Member of the Andhra Pradesh Legislative Assembly
- Incumbent
- Assumed office 2024
- Preceded by: Alajangi Jogarao
- Constituency: Parvathipuram

Personal details
- Party: Telugu Desam Party

= Bonela Vijaya Chandra =

Indian politician

Bonela Vijaya Chandra is an Indian politician from Andhra Pradesh. He is a member of the Andhra Pradesh Legislative Assembly representing the Telugu Desam Party from Parvathipuram Assembly constituency. He was elected in the 2024 Andhra Pradesh Legislative Assembly elections.

== Early life ==
Chandra is from Parvathipuram, Andhra Pradesh. He completed his B.Tech degree in biotechnology and environmental science in 2009 at ANITS, Visakhapatnam, which is affiliated with Andhra University. He belongs to Madiga community and is fluent in English, Telugu, Hindi, Kannada, and Tamil.

== Career ==
Bonela Vijaya Chandra was elected as a MLA for the first time from Parvathipuram Assembly constituency in the 2024 Andhra Pradesh Legislative Assembly election. He polled 83,905 votes and defeated his nearest rival and former MLA, Alajangi Jogarao of the YSR Congress Party, by a margin of 24,414 votes.

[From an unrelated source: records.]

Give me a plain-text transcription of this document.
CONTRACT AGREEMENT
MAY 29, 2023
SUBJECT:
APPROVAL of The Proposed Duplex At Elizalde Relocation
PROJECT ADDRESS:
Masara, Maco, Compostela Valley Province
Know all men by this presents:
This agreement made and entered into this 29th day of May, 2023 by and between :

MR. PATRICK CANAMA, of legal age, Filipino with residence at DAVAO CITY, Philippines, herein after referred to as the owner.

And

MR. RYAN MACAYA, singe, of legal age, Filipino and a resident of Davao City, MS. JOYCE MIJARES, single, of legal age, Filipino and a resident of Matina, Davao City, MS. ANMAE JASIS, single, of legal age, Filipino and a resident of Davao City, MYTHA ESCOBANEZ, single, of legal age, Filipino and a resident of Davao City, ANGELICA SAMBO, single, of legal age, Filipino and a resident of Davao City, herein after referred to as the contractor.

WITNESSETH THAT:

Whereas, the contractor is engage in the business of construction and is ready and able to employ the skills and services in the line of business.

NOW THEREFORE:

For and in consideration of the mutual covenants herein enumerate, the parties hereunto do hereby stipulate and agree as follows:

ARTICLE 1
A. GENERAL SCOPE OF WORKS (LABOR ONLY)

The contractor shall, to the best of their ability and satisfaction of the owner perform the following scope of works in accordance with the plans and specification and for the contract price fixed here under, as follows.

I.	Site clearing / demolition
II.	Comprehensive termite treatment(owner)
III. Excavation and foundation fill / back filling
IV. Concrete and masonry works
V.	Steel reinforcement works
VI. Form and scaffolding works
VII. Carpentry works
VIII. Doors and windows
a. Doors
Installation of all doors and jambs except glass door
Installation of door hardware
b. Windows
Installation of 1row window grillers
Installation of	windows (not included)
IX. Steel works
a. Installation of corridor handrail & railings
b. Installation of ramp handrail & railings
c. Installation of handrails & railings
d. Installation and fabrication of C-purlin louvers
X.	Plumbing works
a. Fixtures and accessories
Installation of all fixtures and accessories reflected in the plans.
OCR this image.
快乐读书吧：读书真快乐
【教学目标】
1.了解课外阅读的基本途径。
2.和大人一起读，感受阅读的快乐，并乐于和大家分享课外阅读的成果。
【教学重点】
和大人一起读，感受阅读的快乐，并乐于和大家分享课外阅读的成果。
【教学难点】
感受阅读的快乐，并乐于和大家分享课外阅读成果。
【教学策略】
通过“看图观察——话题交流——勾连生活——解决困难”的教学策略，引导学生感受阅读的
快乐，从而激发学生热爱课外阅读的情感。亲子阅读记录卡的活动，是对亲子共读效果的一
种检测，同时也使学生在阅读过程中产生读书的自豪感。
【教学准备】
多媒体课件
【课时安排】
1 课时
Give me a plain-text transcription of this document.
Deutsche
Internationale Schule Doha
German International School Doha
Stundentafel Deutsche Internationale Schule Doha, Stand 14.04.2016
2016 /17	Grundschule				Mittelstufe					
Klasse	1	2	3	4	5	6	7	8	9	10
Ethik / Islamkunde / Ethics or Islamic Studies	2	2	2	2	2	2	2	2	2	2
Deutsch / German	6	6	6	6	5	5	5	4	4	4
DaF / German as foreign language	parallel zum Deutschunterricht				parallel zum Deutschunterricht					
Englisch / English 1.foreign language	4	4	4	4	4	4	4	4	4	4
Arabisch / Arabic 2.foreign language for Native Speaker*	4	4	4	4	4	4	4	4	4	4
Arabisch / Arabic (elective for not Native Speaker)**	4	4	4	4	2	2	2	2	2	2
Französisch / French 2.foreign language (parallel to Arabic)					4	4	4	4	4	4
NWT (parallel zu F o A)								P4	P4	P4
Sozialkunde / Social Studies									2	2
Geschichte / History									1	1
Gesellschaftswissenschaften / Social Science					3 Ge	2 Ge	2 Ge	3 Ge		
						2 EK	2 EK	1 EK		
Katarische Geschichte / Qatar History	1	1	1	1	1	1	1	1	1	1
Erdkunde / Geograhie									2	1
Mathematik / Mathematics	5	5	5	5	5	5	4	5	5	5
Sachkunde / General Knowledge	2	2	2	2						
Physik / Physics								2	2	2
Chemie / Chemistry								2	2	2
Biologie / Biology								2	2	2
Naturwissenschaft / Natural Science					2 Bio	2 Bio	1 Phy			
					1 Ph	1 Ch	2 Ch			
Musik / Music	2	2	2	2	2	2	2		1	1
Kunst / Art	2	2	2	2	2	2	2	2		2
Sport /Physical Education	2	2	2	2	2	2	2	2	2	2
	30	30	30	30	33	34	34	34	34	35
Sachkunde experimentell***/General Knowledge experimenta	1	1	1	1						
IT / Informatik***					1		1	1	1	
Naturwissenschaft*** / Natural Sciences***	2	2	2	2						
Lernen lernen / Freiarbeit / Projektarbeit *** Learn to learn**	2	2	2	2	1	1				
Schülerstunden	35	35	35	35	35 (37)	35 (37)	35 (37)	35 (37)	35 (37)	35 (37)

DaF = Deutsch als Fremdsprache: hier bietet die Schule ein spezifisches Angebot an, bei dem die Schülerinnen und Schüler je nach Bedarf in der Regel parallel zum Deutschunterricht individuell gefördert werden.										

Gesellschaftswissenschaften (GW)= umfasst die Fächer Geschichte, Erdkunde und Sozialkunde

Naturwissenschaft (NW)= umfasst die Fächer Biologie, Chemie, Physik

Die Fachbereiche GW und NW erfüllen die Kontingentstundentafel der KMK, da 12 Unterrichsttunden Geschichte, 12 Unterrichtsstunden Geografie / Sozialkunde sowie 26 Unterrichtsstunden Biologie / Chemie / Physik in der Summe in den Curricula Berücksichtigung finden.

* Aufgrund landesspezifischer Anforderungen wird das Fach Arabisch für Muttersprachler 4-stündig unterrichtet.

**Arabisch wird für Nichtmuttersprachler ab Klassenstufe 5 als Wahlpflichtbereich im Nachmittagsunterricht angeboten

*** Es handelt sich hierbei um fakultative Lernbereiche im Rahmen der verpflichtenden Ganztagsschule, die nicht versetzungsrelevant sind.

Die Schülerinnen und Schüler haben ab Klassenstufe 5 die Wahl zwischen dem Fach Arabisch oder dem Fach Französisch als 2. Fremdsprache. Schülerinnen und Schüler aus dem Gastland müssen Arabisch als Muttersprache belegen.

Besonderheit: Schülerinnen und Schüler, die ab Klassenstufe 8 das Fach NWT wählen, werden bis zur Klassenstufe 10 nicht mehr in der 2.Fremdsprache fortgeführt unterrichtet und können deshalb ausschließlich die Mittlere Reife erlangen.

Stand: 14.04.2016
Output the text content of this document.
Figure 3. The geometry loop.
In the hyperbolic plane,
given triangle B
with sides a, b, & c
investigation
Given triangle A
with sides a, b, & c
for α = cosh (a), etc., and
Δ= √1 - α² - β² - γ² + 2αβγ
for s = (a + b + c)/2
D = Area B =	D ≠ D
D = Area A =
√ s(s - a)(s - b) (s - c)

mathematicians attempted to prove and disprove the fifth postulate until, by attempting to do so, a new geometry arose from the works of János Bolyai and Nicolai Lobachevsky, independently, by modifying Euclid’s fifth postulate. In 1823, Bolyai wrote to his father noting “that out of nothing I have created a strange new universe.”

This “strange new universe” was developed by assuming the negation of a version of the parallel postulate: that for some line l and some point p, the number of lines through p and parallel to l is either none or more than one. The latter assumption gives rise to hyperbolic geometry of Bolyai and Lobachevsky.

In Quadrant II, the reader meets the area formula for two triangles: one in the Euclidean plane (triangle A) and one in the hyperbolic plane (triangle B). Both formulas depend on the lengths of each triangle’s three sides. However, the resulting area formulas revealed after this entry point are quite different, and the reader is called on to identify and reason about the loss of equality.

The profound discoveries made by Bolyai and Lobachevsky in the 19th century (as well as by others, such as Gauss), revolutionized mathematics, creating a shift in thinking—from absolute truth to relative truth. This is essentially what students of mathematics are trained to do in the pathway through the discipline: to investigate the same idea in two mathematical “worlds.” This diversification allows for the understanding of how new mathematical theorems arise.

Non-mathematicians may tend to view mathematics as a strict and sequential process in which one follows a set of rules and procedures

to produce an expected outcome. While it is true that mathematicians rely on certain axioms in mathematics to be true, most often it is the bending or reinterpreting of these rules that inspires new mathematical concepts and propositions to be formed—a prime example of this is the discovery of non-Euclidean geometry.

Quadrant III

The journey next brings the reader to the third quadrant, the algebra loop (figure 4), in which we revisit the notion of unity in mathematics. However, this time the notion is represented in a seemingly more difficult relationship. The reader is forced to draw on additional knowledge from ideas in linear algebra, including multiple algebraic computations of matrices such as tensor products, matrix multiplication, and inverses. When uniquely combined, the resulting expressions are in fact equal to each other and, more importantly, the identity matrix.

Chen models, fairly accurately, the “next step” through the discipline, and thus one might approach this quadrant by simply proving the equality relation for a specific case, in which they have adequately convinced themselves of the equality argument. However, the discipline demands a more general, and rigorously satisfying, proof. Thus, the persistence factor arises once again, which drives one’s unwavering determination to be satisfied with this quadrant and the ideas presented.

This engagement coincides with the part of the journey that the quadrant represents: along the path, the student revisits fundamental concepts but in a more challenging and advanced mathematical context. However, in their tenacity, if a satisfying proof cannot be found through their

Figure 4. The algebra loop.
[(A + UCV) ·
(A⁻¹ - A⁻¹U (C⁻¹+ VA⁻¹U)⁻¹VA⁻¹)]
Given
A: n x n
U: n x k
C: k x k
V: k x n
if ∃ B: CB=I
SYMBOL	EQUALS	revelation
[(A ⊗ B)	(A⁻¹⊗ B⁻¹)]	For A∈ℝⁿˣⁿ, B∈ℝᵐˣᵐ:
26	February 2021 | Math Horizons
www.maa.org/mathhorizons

He played a pivotal role in securing a stop for the Visakhapatnam-Durg Vande Bharat Express at Parvathipuram. Initially, the train was set to halt only at Vizianagaram within Andhra Pradesh. Responding to local concerns, Vijaya Chandra met with Union Minister of State for Railways, V. Somanna, and the Railway Board, ensuring the addition of the halt. This development is expected to spur economic activity in Parvathipuram and benefit both local traders and devotees traveling to nearby temples.